The death of Hilary Mantel on 22 September, at the relatively young age of seventy, was a sad day for many readers and writers, me included. A truly inspiring writer has gone from the world.

I’ll be honest. Although Mantel wrote many novels and non-fiction works before producing ‘Wolf Hall’, I hadn’t come across her work until I read a transcript of the first of her Reith Lectures, given in 2017. She used the lecture to dissect the boundaries between history, fact and fiction.

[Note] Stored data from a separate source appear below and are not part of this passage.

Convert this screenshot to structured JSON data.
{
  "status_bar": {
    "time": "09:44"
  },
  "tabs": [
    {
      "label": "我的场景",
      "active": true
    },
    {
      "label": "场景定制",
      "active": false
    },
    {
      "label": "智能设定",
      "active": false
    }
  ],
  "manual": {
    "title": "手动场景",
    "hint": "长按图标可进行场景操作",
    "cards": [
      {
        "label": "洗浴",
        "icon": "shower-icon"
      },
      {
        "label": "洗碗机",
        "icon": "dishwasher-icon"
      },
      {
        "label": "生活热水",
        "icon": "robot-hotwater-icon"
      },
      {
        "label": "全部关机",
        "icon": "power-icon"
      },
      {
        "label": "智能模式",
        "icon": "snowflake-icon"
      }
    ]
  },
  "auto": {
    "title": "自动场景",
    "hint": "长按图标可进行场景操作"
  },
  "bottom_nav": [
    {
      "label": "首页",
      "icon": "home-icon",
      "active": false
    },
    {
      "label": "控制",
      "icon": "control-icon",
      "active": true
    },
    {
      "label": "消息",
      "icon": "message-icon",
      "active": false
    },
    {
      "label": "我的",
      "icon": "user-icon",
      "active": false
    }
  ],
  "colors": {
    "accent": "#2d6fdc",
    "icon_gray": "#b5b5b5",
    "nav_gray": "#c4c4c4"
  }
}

At the time I was writing my first book and found her insights helpful. The depth of her research impressed me. But her ability to use language eloquently and succinctly overawed me. I bought and became engrossed in the first two books of her ‘Wolf Hall’ trilogy, Wolf Hall and Bring Up the Bodies, about Thomas Cromwell, Henry VIII’s chancellor and hatchet man.

The third book in the trilogy, The Mirror and the Light, contains a conversation which I think epitomizes Mantel’s skill as a writer. Cromwell is talking to Lady Rochford when the teenage Katherine Howard appears. Katherine is already being groomed by her uncle as Henry VIII’s next wife, to replace the unhappy Anne of Cleves. Cromwell looks her over and says,

‘New dress?’

‘Uncle Norfolk.’

Just four words. A lesser writer might have added “he asked” and “she replied”. The average writer would have used full sentences, if not a paragraph or two to say the same thing. But Mantel managed to convey whole pages of information and intrigue in that simple, true-to-life conversation.